Of course, Peter already did that before “Homecoming.” The hilarious opening restages the royal rumble from “Captain America: Civil War” but entirely from footage an excitable Peter shot while he was filing his cameo/charming intro. Then he’s bummed that they don’t call him back for another round. Peter wants to be a star, but he’s not yet ready for prime time. That he’s gotten a taste makes it worse when he has to return to Queens, go back to being a friendly neighborhood Spider-Man, bust the perps too small for the Avengers. Of course, he could always tell himself at least he’s not stuck in yet another origin story.

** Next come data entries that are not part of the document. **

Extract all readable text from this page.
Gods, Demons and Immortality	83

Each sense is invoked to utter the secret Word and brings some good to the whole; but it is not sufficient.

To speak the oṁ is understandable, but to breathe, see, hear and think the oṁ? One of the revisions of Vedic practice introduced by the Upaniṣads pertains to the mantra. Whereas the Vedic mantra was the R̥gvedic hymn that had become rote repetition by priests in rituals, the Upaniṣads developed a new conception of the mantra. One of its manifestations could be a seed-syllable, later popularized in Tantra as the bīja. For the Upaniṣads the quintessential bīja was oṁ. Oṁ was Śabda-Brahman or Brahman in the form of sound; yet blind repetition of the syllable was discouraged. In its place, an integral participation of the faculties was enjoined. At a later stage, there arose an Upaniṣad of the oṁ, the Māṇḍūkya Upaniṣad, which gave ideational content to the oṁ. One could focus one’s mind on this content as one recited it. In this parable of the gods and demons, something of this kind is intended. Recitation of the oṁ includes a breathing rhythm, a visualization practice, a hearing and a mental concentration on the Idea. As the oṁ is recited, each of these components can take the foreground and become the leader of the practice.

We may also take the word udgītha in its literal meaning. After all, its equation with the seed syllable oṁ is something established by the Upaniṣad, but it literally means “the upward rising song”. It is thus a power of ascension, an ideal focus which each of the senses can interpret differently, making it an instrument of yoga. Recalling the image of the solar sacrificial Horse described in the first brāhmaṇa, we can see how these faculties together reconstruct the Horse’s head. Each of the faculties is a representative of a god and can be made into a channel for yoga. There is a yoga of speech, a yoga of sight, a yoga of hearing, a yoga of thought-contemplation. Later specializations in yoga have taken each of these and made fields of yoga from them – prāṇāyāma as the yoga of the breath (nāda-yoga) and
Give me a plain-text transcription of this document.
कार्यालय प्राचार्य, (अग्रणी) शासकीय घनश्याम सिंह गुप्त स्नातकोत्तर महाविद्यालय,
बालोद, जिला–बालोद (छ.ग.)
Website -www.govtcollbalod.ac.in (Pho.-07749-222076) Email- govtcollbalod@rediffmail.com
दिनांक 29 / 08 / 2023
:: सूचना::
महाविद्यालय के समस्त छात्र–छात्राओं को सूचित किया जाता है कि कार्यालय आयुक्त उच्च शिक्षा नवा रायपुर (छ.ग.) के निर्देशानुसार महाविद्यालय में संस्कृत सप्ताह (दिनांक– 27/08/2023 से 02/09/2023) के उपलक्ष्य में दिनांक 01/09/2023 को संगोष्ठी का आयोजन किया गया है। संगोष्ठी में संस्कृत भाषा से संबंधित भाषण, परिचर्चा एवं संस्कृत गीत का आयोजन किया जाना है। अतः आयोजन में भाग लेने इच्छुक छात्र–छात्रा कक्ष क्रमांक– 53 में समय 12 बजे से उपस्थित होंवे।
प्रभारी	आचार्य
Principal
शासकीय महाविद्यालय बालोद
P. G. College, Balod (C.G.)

And yet one of the best and most novel things about “Homecoming” is that it is mostly stuck in Queens. It’s the first Marvel Cinematic Universe entry to give us a view from the ground, of people that live in a world with superheroes. In “Homecoming,” Iron Man, et al. are cherished just like they are here in the real world. Criminals wear Halloween store Avengers masks when sticking up banks. High school girls play F/M/K with their names. And the movie’s villain — a contractor played by Michael Keaton — becomes a bad guy because Tony Stark (Robert Downey Jr.) screwed him out of a job to clean up the mess left after the first “Avengers.”

“Homecoming” is the opposite of the emo first Spidey reboot, starring a brooding Andrew Garfield. And yet there’s the rub: Maybe the opposite is not ideal either. The downside to constant, very funny jokes is that it never slows down like the original Tobey Maguire ones did, never pauses for character beats that make us invested beyond being constantly entertained, as Sam Raimi made sure to do. You might not notice that absence right away, but you may notice it as “Homecoming” wears on. And though you may like Holland’s Spidey — and he is charming and lovable — you don’t really care for him.

“Homecoming” doesn’t’ slip up the way most Marvel intros do. “Ant-Man,” “Doctor Strange” and the first “Guardians of the Galaxy” started off like renegade comic book movies, but they gradually conformed to the Marvel house style (boring villains, endless climaxes, etc.). “Homecoming” simply starts to lose its grip. The storytelling starts to become sloppier; the characters start to feel shallow, underdeveloped. Poor Laura Harrier, stuck playing a nothing love interest, complete with a cheesy intro scored to “there’s the girl that I like” music.

And poor Michael Keaton. His baddie starts off strong: He has a good reason to go bad, and he even flies around on metallic wings without it feeling like a cheap in-joke about “Batman” and “Birdman.” But the film can’t decide if he’s an interesting flawed villain or a one-note villain who’s at least memorable, like Kevin Bacon in “Cop Car,” the nifty indie that got director Jon Watts this gig. (Keaton’s as menacing here as Bacon was there.) Watts is a whiz at comedy — he has great timing and a strong visual sense — but he can’t handle action. He even has the nerve to give us zero new scenes of Tony Stark hitting on Aunt May.

But not so fast: Let’s not forget how strong it started, how it gave us the finest and fleetest first act-and-change the current Marvel regime has yet produced. This is a summer blockbuster that finds room for larb jokes. Cherish that.